John Parsons: Aufgrund der steigenden Akzeptanz würde ich sagen, dass er eine Chance darstellt, allerdings in erster Linie für Print-Anbieter, die für eine Änderung ihres Geschäftsmodells offen sind. Eine Digital Storefront zu schaffen und einem breiteren Kundenkreis Print zu verkaufen, ist immer eine gute Idee. Allerdings umfasst Online-Druck auch so viel mehr. Die Print-Auftraggeber haben stets Partnerschaften in der Printwelt angestrebt. Die Druckereien haben von jeher mit Serviceleistungen, wie Bestandsmanagement und Versand sowie Designleistungen, reagiert, welche ihr Angebot am besten ergänzten. Online-Print bietet Print-Anbietern weitere Chancen, einen Mehrwert zu bieten, nicht nur Zeit und Kosten zu sparen.

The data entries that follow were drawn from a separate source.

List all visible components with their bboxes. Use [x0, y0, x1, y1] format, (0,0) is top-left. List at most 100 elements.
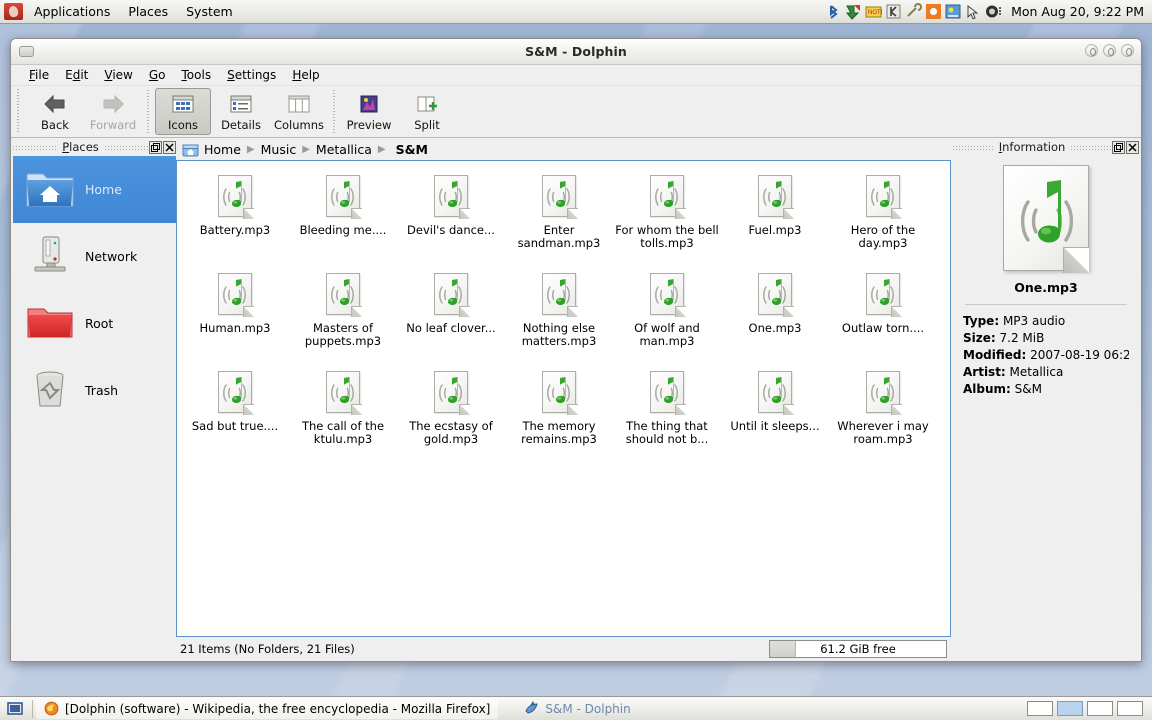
show-desktop-icon[interactable] — [4, 699, 26, 719]
breadcrumb-metallica[interactable]: Metallica — [313, 142, 375, 157]
maximize-button[interactable] — [1103, 44, 1116, 57]
window-controls — [1085, 44, 1134, 57]
brightness-icon[interactable] — [925, 3, 942, 20]
breadcrumb-music[interactable]: Music — [258, 142, 300, 157]
minimize-button[interactable] — [1085, 44, 1098, 57]
file-item[interactable]: Sad but true.... — [181, 365, 289, 463]
content-area: Home ▶ Music ▶ Metallica ▶ S&M Battery.m… — [176, 138, 953, 661]
workspace-2[interactable] — [1057, 701, 1083, 716]
file-item[interactable]: Enter sandman.mp3 — [505, 169, 613, 267]
metadata-key: Artist: — [963, 365, 1006, 379]
file-item[interactable]: Of wolf and man.mp3 — [613, 267, 721, 365]
places-close-button[interactable] — [163, 140, 177, 154]
places-menu[interactable]: Places — [119, 1, 177, 23]
tools-icon[interactable] — [905, 3, 923, 20]
breadcrumb-home[interactable]: Home — [201, 142, 244, 157]
workspace-1[interactable] — [1027, 701, 1053, 716]
system-menu[interactable]: System — [177, 1, 242, 23]
breadcrumb-current[interactable]: S&M — [389, 142, 431, 157]
file-name: Outlaw torn.... — [841, 321, 925, 335]
information-close-button[interactable] — [1126, 140, 1139, 154]
file-item[interactable]: Battery.mp3 — [181, 169, 289, 267]
information-drag-handle-left[interactable] — [953, 143, 993, 152]
file-item[interactable]: One.mp3 — [721, 267, 829, 365]
gnome-foot-icon[interactable] — [4, 3, 23, 20]
information-drag-handle-right[interactable] — [1071, 143, 1111, 152]
information-undock-button[interactable] — [1112, 140, 1125, 154]
back-label: Back — [41, 117, 69, 132]
file-item[interactable]: No leaf clover... — [397, 267, 505, 365]
mp3-file-icon — [863, 273, 903, 317]
task-firefox-label: [Dolphin (software) - Wikipedia, the fre… — [65, 701, 491, 716]
places-panel-header[interactable]: Places — [13, 138, 177, 156]
file-item[interactable]: The call of the ktulu.mp3 — [289, 365, 397, 463]
firefox-icon — [44, 701, 59, 716]
mp3-file-icon — [539, 175, 579, 219]
applications-menu[interactable]: Applications — [25, 1, 119, 23]
file-name: The thing that should not b... — [625, 419, 709, 446]
task-firefox[interactable]: [Dolphin (software) - Wikipedia, the fre… — [36, 698, 499, 719]
metadata-key: Modified: — [963, 348, 1027, 362]
kde-icon[interactable] — [885, 3, 902, 20]
file-item[interactable]: Bleeding me.... — [289, 169, 397, 267]
file-item[interactable]: Outlaw torn.... — [829, 267, 937, 365]
task-dolphin[interactable]: S&M - Dolphin — [516, 699, 638, 719]
file-icon-view[interactable]: Battery.mp3 Bleeding me.... Devil's danc… — [176, 160, 951, 637]
menu-file[interactable]: File — [21, 66, 57, 85]
file-item[interactable]: Hero of the day.mp3 — [829, 169, 937, 267]
window-menu-button[interactable] — [19, 46, 34, 57]
workspace-4[interactable] — [1117, 701, 1143, 716]
display-settings-icon[interactable] — [985, 3, 1002, 20]
network-settings-icon[interactable] — [945, 3, 962, 20]
information-panel-header[interactable]: Information — [953, 138, 1139, 156]
metadata-key: Size: — [963, 331, 996, 345]
file-item[interactable]: The ecstasy of gold.mp3 — [397, 365, 505, 463]
toolbar-handle[interactable] — [15, 89, 23, 134]
places-drag-handle-right[interactable] — [104, 143, 149, 152]
menu-settings[interactable]: Settings — [219, 66, 284, 85]
file-item[interactable]: For whom the bell tolls.mp3 — [613, 169, 721, 267]
workspace-3[interactable] — [1087, 701, 1113, 716]
file-item[interactable]: Nothing else matters.mp3 — [505, 267, 613, 365]
file-name: One.mp3 — [748, 321, 802, 335]
information-panel-title: Information — [998, 140, 1066, 154]
split-view-button[interactable]: Split — [399, 88, 455, 135]
mp3-file-icon — [647, 273, 687, 317]
details-view-button[interactable]: Details — [213, 88, 269, 135]
preview-button[interactable]: Preview — [341, 88, 397, 135]
columns-view-button[interactable]: Columns — [271, 88, 327, 135]
menu-edit[interactable]: Edit — [57, 66, 96, 85]
update-manager-icon[interactable] — [845, 3, 862, 20]
file-item[interactable]: The thing that should not b... — [613, 365, 721, 463]
file-item[interactable]: Human.mp3 — [181, 267, 289, 365]
file-item[interactable]: Fuel.mp3 — [721, 169, 829, 267]
places-undock-button[interactable] — [149, 140, 163, 154]
forward-button[interactable]: Forward — [85, 88, 141, 135]
sidebar-item-home[interactable]: Home — [13, 156, 176, 223]
file-item[interactable]: Wherever i may roam.mp3 — [829, 365, 937, 463]
home-icon[interactable] — [182, 142, 199, 157]
file-item[interactable]: Devil's dance... — [397, 169, 505, 267]
window-titlebar[interactable]: S&M - Dolphin — [11, 39, 1141, 65]
menu-go[interactable]: Go — [141, 66, 174, 85]
menu-help[interactable]: Help — [284, 66, 327, 85]
file-item[interactable]: Masters of puppets.mp3 — [289, 267, 397, 365]
file-name: The memory remains.mp3 — [521, 419, 597, 446]
close-button[interactable] — [1121, 44, 1134, 57]
sidebar-item-root[interactable]: Root — [13, 290, 176, 357]
bluetooth-icon[interactable] — [825, 3, 842, 20]
system-tray: NOTE Mon Aug 20, 9:22 PM — [825, 0, 1152, 24]
menu-tools[interactable]: Tools — [174, 66, 220, 85]
notes-icon[interactable]: NOTE — [865, 3, 885, 20]
sidebar-item-trash[interactable]: Trash — [13, 357, 176, 424]
places-drag-handle-left[interactable] — [13, 143, 57, 152]
mouse-icon[interactable] — [965, 3, 982, 20]
file-item[interactable]: The memory remains.mp3 — [505, 365, 613, 463]
back-button[interactable]: Back — [27, 88, 83, 135]
menu-view[interactable]: View — [96, 66, 140, 85]
clock[interactable]: Mon Aug 20, 9:22 PM — [1005, 4, 1144, 19]
icons-view-button[interactable]: Icons — [155, 88, 211, 135]
file-item[interactable]: Until it sleeps... — [721, 365, 829, 463]
sidebar-item-network[interactable]: Network — [13, 223, 176, 290]
metadata-row: Size: 7.2 MiB — [963, 330, 1129, 347]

Eine bahnbrechende Neuerung stellt im Allgemeinen eine Bedrohung für Unternehmen dar, die keinen Wandel wollen. Mit dem Online-Druck entfallen viele Schritte, die früher Profitcenter waren, aber er eröffnet den Druckereien auch neue Möglichkeiten. Es liegt an ihnen, das Risiko einzugehen und ihr Geschäftsmodell neu zu erfinden.
Bernd Zipper: John, vielen Dank für das Gespräch und Einblicke in den US-Print Markt.